Stop the Bern


(Door Hugo Kijne te Hoboken USA)

Hillary Clinton leads Senator Sanders by almost three hundred pledged delegates and close to three million votes, and unless she loses more than ninety percent of the pledged delegates in the remaining primaries she will clinch her party’s nomination, but Bernie keeps campaigning as if his life depends on it.  His only concession to reality appears to be that he doesn’t demand that Hillary makes the transcripts of speeches she gave at Goldman Sachs public anymore, although that could sneak back into his stump speech anytime.  Other than that, he keeps telling his large and noisy crowds that he still has a path towards the nomination, even though the process is ‘rigged’ in favor of ‘the Secretary.’  Unfortunately part of his electorate believes him, which led to aggressive and sometimes violent behavior at the Nevada convention of the Democratic Party, culminating in death threats for the local chairwoman, whose only fault was that she enforced the rules that had been in place since the beginning of the campaign.  Sanders was barely capable of producing a weak condemnation of ‘all’ violence, and still has to apologize to its main victim.

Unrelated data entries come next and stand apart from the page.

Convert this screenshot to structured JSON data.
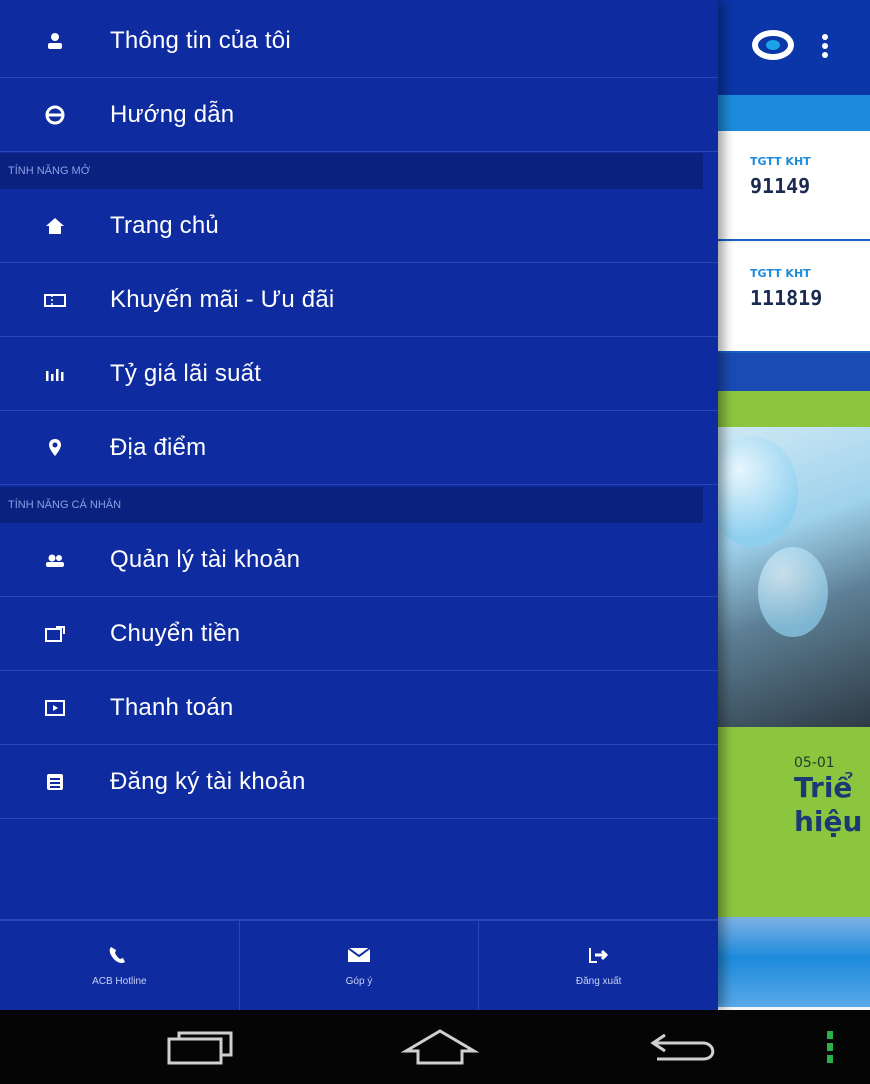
{
  "drawer": {
    "top_items": [
      {
        "label": "Thông tin của tôi",
        "icon": "user-icon"
      },
      {
        "label": "Hướng dẫn",
        "icon": "help-icon"
      }
    ],
    "sections": [
      {
        "title": "TÍNH NĂNG MỞ",
        "items": [
          {
            "label": "Trang chủ",
            "icon": "home-icon"
          },
          {
            "label": "Khuyến mãi - Ưu đãi",
            "icon": "ticket-icon"
          },
          {
            "label": "Tỷ giá lãi suất",
            "icon": "bar-chart-icon"
          },
          {
            "label": "Địa điểm",
            "icon": "location-pin-icon"
          }
        ]
      },
      {
        "title": "TÍNH NĂNG CÁ NHÂN",
        "items": [
          {
            "label": "Quản lý tài khoản",
            "icon": "account-manage-icon"
          },
          {
            "label": "Chuyển tiền",
            "icon": "transfer-icon"
          },
          {
            "label": "Thanh toán",
            "icon": "payment-icon"
          },
          {
            "label": "Đăng ký tài khoản",
            "icon": "register-icon"
          }
        ]
      }
    ],
    "bottom_tabs": [
      {
        "label": "ACB Hotline",
        "icon": "phone-icon"
      },
      {
        "label": "Góp ý",
        "icon": "mail-icon"
      },
      {
        "label": "Đăng xuất",
        "icon": "logout-icon"
      }
    ]
  },
  "main": {
    "cards": [
      {
        "label": "TGTT KHT",
        "number": "91149"
      },
      {
        "label": "TGTT KHT",
        "number": "111819"
      }
    ],
    "news": {
      "date": "05-01",
      "title_line1": "Triể",
      "title_line2": "hiệu"
    }
  },
  "colors": {
    "drawer_bg": "#0f2ba0",
    "accent_blue": "#1d8bdc",
    "accent_green": "#8cc63f"
  }
}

      In the meantime left-leaning intellectuals like Eugene Robinson and E.J. Dionne are warning Sanders that if he keeps up his current rhetoric he’ll soon enter ‘Ralph Nader territory,’ referring to the consumer advocate who ran as an independent candidate in the year 2000 and effectively created the opportunity for George W. Bush to steal the presidency from Al Gore.  From now on Sanders will only be hurting Mrs. Clinton, is their argument, and thus help Donald Trump, who is already quoting Bernie in his speeches.  Assuming that this is not Sanders’s objective, the question is what still drives him.  Ideally that is his agenda of campaign finance reform, breaking up the big banks, ending social inequality, creating a single payer health care system and tuition free public colleges.  But to promote that he only has to run a positive campaign on those issues without attacking either Hillary Clinton or the Democratic Party, so there must be other motives in play.  One obvious possibility is that Sanders, and/or his wife Jane, really started believing that he could be president, and just like Ted Kennedy in 1980 cannot let go of the dream.

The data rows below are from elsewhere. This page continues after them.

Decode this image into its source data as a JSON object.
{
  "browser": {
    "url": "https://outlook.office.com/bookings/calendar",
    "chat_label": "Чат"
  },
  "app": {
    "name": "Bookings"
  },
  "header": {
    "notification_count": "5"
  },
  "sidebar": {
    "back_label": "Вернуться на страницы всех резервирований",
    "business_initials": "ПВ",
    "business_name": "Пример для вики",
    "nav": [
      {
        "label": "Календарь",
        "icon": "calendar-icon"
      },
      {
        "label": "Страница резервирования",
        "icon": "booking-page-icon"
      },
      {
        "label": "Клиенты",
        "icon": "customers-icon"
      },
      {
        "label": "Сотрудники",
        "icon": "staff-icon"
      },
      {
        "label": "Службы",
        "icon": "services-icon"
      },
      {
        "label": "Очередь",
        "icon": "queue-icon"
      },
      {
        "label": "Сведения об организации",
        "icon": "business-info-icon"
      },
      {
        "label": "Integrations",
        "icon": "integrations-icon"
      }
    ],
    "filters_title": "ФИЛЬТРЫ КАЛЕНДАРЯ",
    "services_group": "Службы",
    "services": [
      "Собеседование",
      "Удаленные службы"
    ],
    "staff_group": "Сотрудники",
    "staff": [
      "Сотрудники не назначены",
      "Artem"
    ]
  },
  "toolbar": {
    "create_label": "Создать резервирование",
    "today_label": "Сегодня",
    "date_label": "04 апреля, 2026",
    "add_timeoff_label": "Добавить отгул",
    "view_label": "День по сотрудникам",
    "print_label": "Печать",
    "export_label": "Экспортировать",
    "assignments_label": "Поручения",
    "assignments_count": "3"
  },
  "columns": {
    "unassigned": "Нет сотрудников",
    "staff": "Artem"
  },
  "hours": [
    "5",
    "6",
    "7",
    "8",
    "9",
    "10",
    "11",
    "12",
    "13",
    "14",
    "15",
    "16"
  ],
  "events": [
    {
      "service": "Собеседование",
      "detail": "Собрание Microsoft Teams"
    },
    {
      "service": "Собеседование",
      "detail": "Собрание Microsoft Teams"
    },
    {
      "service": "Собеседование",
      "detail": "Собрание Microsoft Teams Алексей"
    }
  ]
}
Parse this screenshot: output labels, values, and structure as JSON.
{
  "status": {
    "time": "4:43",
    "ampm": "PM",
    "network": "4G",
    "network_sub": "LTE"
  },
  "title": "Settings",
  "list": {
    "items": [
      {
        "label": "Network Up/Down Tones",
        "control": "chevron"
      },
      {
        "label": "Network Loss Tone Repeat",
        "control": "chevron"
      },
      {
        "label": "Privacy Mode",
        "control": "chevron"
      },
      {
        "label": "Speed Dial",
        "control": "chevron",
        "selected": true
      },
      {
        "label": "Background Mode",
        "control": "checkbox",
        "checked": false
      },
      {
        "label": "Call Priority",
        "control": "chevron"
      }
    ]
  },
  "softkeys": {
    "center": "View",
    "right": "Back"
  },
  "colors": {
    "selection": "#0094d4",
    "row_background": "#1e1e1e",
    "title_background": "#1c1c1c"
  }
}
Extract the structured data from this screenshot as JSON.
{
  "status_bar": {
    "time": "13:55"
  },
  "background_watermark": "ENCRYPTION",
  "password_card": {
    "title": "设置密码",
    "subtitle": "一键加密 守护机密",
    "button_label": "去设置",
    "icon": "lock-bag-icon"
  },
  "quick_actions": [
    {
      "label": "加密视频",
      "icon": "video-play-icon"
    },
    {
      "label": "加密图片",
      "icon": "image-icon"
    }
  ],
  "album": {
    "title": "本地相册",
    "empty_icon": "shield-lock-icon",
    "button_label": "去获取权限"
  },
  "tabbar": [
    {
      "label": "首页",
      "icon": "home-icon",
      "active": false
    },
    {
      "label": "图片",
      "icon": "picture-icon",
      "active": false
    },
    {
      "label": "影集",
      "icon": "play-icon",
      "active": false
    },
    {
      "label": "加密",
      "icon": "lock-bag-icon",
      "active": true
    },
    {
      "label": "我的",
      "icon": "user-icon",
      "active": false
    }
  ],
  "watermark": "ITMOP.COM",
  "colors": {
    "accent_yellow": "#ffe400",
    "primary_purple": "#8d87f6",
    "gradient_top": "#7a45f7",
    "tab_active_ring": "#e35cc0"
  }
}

      Within the dynamics of a campaign, however, there are more sinister alternative explanations.  Nobody on the outside knows how much control Bernie has over his own campaign’s strategy, and some of his senior staffers and advisors may have their own agenda.  Nina Turner might be looking for a position in the fictitious Sanders administration, Tad Devine for an ambassadorship in France, and Jeff Weaver simply for increasing his market value with an eye on the next campaign season.

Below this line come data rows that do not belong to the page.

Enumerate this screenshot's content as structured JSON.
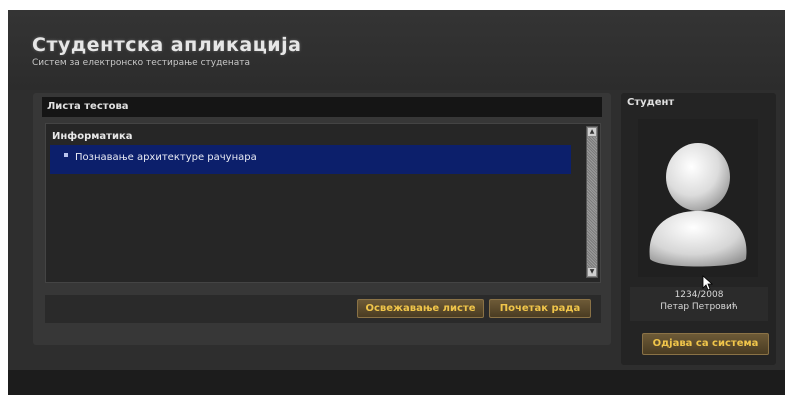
{
  "app": {
    "title": "Студентска апликација",
    "subtitle": "Систем за електронско тестирање студената"
  },
  "tests_panel": {
    "header": "Листа тестова",
    "category": "Информатика",
    "items": [
      {
        "label": "Познавање архитектуре рачунара",
        "selected": true
      }
    ],
    "buttons": {
      "refresh": "Освежавање листе",
      "start": "Почетак рада"
    }
  },
  "student_panel": {
    "header": "Студент",
    "student_id": "1234/2008",
    "student_name": "Петар Петровић",
    "logout": "Одјава са система"
  },
  "colors": {
    "background": "#2e2e2e",
    "selection": "#0c1f6b",
    "button_text": "#f0c54a"
  },
  "icons": [
    "user-avatar-icon",
    "scroll-up-icon",
    "scroll-down-icon",
    "mouse-cursor-icon"
  ]
}
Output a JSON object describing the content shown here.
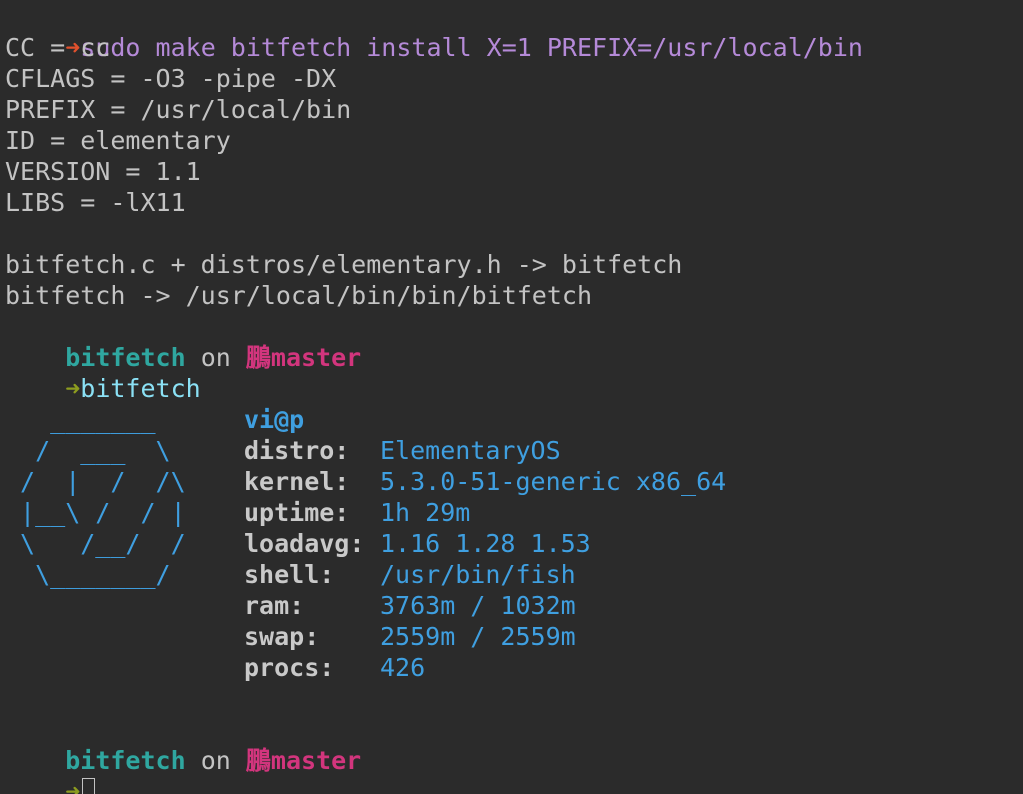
{
  "colors": {
    "background": "#2b2b2b",
    "prompt_arrow_error": "#e0502c",
    "prompt_arrow_ok": "#8d9c1f",
    "command_pending": "#b58ad8",
    "command_valid": "#8be1f5",
    "directory": "#2fa7a0",
    "git_branch": "#d2357d",
    "fetch_accent": "#3f9fe0",
    "text": "#c3c3c3"
  },
  "prompt_arrow": "➜",
  "first_command": "sudo make bitfetch install X=1 PREFIX=/usr/local/bin",
  "build_output": [
    "CC = cc",
    "CFLAGS = -O3 -pipe -DX",
    "PREFIX = /usr/local/bin",
    "ID = elementary",
    "VERSION = 1.1",
    "LIBS = -lX11",
    "",
    "bitfetch.c + distros/elementary.h -> bitfetch",
    "bitfetch -> /usr/local/bin/bin/bitfetch"
  ],
  "prompt_context": {
    "directory": "bitfetch",
    "on_word": "on",
    "branch_icon": "鵬",
    "branch": "master"
  },
  "second_command": "bitfetch",
  "fetch": {
    "logo_lines": [
      "",
      "",
      "   _______",
      "  /  ___  \\",
      " /  |  /  /\\",
      " |__\\ /  / |",
      " \\   /__/  /",
      "  \\_______/"
    ],
    "user_host": "vi@p",
    "rows": [
      {
        "key": "distro:",
        "value": "ElementaryOS"
      },
      {
        "key": "kernel:",
        "value": "5.3.0-51-generic x86_64"
      },
      {
        "key": "uptime:",
        "value": "1h 29m"
      },
      {
        "key": "loadavg:",
        "value": "1.16 1.28 1.53"
      },
      {
        "key": "shell:",
        "value": "/usr/bin/fish"
      },
      {
        "key": "ram:",
        "value": "3763m / 1032m"
      },
      {
        "key": "swap:",
        "value": "2559m / 2559m"
      },
      {
        "key": "procs:",
        "value": "426"
      }
    ]
  }
}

      To call the Sanders campaign childish in this stage of the contest is an understatement.  Its spokespeople complain about rules that have been in place from the start, condemning the closed primaries in which only registered Democrats can vote that benefit Hillary Clinton, but without any criticism and full of appreciation for the at least equally undemocratic caucuses where Bernie has an advantage.

     
The damage that has been done so far is not fatal yet, since seventy two percent of Sanders’s voters still declare that they would vote for Hillary in November, and if 2008 is an indicator that number will only go up once she has been nominated.  But it’s high time to stop the whining and the Bern.